Emma and Alfie carried on towards the dunes. They soon emerged from the sandy track on to the crescent-shaped bay where the colours of sand and sea were a wash of blues, greys and ochre and the sky still held a blush of early-morning pink and peach. The sun was beginning to warm and waves frothed to shore, the surf gentle today in a light late-spring breeze. She picked up a driftwood stick and launched it for Alfie, who dived after it into the breakers. Being a spaniel, he loved the water, and was a good swimmer. He soon returned with the stick in his jaws to shake an arc of salty droplets around him, spraying her lightly, which made her smile. It was calming down there on the beach – a leveller. Whatever worries you had didn’t seem quite so bad somehow, diminished as they were against the vastness of sky and sea, the soothing sounds of the waves rolling in in a hush.
Emma sat on a rock for a while, taking in the sights and sounds of the bay, breathing in the fresh salty air. Whatever concerns she had today about the shop were nothing to what she had been through, what she had learnt to cope with in her past. She was a survivor. She’d be okay.
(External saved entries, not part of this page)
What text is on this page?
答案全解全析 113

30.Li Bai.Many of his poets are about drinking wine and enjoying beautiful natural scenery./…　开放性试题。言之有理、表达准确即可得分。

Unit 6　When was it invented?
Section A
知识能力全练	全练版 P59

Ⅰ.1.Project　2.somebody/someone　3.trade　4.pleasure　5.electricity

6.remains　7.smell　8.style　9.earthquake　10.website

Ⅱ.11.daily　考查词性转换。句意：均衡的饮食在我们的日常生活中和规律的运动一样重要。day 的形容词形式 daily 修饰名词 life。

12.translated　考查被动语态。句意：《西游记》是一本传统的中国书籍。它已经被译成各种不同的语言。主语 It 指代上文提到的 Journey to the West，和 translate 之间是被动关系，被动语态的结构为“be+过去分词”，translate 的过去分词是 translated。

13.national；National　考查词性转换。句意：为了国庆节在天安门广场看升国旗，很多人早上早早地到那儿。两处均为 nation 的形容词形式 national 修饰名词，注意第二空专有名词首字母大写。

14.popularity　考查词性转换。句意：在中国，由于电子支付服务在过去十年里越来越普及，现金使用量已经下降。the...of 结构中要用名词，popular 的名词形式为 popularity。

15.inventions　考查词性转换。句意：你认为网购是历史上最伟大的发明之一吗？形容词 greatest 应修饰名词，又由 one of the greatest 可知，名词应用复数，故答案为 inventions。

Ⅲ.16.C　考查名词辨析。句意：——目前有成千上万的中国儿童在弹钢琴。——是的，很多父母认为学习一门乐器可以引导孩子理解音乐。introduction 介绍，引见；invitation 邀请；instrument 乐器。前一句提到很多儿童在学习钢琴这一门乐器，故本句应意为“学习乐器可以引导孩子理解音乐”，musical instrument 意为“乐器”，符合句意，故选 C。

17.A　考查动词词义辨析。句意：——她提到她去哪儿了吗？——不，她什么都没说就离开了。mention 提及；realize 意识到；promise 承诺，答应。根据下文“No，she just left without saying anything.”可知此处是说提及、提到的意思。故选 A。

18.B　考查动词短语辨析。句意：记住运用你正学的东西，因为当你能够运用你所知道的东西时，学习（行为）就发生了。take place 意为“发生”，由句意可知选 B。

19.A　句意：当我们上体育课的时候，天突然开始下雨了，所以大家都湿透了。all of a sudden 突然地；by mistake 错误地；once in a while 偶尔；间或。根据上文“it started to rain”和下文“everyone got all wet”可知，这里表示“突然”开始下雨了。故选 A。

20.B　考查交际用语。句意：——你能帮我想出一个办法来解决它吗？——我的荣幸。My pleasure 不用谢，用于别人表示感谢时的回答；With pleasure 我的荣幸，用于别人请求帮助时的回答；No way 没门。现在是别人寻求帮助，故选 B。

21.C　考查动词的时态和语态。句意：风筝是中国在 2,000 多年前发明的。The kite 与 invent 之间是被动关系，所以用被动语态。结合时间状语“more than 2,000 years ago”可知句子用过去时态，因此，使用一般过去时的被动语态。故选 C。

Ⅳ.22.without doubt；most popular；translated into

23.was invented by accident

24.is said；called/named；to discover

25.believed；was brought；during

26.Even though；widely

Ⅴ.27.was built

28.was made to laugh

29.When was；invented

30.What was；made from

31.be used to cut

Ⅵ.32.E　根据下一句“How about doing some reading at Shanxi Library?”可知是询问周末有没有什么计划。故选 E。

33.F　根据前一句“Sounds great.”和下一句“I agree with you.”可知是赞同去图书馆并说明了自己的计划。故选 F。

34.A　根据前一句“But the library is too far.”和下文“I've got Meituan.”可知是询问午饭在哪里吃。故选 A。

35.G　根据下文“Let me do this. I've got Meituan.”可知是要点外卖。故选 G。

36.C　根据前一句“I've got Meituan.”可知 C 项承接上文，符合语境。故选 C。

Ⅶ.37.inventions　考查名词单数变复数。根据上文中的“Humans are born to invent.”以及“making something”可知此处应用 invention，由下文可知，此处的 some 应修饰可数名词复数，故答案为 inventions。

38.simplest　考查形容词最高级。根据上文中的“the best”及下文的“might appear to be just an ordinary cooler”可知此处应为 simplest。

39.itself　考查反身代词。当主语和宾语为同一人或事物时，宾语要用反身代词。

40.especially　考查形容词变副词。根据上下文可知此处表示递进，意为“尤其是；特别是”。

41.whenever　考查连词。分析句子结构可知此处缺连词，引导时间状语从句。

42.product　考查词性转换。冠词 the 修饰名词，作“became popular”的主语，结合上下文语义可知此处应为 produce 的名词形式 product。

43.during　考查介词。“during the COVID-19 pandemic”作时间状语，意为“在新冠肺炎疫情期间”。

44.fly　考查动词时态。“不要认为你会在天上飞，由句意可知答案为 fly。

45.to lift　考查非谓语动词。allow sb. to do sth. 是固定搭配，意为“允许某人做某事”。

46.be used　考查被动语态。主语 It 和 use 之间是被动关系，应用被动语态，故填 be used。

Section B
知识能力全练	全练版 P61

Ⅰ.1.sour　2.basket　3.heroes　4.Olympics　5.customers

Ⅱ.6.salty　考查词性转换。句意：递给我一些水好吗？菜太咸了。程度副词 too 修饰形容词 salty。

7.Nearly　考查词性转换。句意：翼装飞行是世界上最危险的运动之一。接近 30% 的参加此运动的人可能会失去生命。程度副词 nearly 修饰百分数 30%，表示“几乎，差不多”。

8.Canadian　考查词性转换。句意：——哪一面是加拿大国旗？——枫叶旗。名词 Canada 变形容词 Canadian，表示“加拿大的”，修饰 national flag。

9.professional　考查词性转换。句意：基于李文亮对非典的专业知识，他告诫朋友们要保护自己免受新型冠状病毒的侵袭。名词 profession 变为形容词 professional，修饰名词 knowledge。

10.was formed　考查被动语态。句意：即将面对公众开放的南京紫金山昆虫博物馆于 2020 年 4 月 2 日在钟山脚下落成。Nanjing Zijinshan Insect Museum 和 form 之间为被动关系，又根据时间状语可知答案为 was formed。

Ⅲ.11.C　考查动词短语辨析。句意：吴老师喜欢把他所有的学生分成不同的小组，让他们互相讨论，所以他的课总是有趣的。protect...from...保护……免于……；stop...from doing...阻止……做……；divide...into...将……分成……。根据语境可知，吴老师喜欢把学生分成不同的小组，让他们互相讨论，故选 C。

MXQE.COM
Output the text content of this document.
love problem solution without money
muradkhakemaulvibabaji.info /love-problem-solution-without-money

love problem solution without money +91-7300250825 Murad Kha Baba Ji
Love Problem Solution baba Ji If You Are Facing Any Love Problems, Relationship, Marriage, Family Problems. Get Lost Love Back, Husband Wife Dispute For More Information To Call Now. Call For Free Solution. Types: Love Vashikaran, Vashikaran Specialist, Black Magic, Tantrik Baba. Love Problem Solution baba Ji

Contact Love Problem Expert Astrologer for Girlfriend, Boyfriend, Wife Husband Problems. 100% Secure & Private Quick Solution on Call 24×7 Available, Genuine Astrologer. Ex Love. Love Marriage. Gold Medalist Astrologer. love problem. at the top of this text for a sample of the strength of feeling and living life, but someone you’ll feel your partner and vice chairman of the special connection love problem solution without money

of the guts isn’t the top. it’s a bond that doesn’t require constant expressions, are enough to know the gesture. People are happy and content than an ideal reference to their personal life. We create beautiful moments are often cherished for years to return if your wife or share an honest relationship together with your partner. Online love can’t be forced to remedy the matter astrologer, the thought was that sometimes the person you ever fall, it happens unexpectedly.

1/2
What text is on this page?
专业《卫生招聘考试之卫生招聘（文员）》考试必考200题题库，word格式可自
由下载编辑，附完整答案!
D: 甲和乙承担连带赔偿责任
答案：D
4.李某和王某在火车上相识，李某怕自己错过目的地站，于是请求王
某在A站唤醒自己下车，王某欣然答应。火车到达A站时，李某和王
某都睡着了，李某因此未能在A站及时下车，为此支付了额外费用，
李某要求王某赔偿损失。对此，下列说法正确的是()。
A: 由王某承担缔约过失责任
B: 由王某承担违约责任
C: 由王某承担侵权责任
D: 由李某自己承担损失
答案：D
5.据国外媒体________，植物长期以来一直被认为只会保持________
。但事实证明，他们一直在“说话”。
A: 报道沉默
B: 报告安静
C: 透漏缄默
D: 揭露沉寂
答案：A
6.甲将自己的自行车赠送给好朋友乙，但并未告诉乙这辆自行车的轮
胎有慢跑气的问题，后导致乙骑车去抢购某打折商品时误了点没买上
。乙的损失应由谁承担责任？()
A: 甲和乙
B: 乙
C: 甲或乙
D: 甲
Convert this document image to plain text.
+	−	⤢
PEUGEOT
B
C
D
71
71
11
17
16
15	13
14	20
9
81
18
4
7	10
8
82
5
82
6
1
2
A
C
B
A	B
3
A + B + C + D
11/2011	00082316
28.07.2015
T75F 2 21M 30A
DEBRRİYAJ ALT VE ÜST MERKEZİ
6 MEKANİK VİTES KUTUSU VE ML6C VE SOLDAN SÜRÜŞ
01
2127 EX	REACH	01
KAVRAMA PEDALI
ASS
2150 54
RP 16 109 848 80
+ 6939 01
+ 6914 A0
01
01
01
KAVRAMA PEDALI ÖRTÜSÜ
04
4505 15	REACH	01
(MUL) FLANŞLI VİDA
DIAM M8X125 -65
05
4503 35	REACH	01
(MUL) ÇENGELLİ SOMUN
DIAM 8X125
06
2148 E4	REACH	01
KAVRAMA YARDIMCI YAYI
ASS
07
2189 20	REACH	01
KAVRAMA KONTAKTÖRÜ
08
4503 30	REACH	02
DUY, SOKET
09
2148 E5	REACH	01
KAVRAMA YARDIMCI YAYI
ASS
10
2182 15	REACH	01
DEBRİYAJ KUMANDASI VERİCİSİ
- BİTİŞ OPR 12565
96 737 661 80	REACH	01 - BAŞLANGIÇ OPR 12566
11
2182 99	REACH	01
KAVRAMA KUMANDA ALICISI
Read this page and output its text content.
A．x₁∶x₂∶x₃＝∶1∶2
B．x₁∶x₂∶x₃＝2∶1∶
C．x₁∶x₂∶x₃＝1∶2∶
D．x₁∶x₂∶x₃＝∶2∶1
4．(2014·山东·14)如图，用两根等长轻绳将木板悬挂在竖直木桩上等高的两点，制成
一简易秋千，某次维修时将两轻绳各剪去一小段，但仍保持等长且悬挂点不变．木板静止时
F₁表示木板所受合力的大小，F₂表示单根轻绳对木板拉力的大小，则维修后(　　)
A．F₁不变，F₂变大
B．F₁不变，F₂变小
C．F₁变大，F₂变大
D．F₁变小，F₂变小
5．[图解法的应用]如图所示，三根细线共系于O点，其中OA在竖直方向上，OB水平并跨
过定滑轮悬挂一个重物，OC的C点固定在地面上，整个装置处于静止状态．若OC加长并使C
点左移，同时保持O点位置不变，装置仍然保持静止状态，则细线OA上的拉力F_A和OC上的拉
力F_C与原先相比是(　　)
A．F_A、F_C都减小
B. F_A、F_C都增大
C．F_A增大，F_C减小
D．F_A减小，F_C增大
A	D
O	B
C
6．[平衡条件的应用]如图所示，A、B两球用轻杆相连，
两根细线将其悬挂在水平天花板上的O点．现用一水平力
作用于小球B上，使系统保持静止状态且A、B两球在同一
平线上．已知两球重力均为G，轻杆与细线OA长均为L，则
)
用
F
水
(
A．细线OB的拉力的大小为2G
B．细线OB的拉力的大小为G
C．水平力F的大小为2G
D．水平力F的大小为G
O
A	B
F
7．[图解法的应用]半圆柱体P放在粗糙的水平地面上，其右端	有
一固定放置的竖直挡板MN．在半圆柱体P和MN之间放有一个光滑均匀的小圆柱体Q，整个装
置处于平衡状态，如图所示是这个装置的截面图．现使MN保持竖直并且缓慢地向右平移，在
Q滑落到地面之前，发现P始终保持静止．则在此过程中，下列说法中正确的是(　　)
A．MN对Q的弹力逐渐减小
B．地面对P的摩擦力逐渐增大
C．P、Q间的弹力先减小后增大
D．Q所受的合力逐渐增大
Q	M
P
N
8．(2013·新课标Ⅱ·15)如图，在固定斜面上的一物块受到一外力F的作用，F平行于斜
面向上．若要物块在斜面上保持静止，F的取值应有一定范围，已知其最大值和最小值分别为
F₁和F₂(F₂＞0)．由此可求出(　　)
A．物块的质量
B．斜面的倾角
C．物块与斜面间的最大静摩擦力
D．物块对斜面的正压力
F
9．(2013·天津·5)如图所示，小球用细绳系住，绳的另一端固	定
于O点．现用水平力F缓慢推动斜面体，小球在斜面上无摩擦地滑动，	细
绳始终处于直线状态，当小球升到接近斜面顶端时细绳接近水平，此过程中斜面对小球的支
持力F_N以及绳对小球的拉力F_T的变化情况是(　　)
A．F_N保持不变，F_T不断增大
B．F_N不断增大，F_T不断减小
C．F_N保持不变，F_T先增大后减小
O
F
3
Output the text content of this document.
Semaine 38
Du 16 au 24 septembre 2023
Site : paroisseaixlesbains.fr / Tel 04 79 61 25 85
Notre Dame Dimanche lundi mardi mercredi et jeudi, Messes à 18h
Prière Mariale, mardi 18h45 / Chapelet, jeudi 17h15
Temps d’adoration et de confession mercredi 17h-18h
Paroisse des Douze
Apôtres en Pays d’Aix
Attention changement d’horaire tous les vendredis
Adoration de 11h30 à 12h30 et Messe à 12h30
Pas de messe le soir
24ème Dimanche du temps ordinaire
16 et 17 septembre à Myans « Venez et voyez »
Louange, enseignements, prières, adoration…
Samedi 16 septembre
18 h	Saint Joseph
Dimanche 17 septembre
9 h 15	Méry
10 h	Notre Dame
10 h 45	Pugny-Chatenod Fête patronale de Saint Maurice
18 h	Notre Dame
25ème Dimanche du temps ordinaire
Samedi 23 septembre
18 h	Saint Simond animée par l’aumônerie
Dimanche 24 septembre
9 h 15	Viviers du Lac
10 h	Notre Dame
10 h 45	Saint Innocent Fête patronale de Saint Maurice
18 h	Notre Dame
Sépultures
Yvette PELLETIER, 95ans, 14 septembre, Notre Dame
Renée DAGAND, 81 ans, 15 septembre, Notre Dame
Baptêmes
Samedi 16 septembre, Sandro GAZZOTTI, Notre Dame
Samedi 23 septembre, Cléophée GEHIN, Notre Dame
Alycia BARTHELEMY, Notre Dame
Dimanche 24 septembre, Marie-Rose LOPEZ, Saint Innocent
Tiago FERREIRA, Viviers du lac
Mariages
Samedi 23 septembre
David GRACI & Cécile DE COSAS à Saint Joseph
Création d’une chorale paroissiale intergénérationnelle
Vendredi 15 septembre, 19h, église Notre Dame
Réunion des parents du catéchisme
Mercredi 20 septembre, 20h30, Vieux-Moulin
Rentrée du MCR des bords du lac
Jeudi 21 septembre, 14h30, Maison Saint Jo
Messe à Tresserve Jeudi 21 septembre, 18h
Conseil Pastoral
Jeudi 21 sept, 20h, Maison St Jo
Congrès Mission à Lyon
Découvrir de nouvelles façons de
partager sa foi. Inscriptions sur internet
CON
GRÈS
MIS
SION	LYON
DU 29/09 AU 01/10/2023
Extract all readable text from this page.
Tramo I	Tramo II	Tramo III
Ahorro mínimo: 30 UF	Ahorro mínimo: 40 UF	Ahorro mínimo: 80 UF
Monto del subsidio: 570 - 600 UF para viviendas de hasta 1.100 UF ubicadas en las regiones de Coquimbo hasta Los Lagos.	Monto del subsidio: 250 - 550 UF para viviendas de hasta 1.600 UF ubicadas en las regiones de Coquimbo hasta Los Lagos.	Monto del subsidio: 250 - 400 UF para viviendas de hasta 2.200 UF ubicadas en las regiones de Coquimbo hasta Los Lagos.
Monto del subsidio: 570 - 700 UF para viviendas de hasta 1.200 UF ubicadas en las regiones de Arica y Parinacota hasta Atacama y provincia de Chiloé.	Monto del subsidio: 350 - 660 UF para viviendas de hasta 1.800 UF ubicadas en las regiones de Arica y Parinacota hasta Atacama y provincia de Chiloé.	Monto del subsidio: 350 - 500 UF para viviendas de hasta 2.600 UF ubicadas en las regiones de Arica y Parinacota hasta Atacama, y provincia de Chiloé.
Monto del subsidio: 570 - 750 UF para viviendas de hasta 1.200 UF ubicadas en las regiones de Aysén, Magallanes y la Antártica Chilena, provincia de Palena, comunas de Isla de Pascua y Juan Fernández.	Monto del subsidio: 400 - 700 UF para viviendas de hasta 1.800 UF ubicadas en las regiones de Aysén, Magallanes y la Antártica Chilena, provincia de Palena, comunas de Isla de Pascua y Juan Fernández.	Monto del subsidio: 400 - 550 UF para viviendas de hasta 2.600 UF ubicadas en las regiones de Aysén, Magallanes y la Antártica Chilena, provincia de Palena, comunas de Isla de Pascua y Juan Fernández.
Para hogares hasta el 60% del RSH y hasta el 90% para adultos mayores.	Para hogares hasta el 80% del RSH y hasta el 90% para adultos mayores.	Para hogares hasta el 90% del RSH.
‘Come on Alfie. We’d better get back. I have a Chocolate Shop to open up.’
And so they made their way back up the dunes, back up the hill to The Chocolate Shop by the Sea that was home.
Emma was working on her own today, which had kept her occupied and her mind off all those other things. It was nearly four o’clock when a familiar face popped around the front door: Holly.
‘Hi, Em. I thought I’d call in and see how you are after yesterday.’ She didn’t say any more, as there were a couple of tourists sitting in the window seat, finishing off their pot of tea.
Emma appreciated her assistant’s discretion; they both knew she was referring to the landlord’s visit.
‘Aw, thanks. I’m okay – just wondering what the nasty devil’s scheming,’ Em added in a whisper. ‘But I’m fine. I just need to concentrate on making The Chocolate Shop the best it can be. That’s all I can do.’
‘Yeah, absolutely. It’s already fab here anyway. Mind you, I do like the sound of the prosecco parties idea. Bev mentioned it to me when I bumped into her; she’s planning a trial run, you know.’
‘Is she now?’ Bev hadn’t mentioned anything to Em about that as yet.
‘Oops, wasn’t I meant to say anything? I thought you’d agreed.’
‘First I’ve heard of it.’ Em gave a wry grin.
‘Ah, well Bev said it was going to take a while for the licensing to go through.’
Yes, there had been a lot more to it, when Emma had looked into it with the local council; she’d need to do a licensing course and then apply to the local authority for a licence after that.
‘So, Bev thought we could give it a practice run. We’d all bring the prosecco and you’d …’
‘Supply the chocolates,’ Em finished for her.
‘Exactly. So, you’re not cross I let it slip?’
‘No, it’s not your fault. But Bev should have asked me first. I assume we’re meant to be holding it here?’ Her friend did tend to leap into things. ‘I’ll be having words when I see her next, never fear.’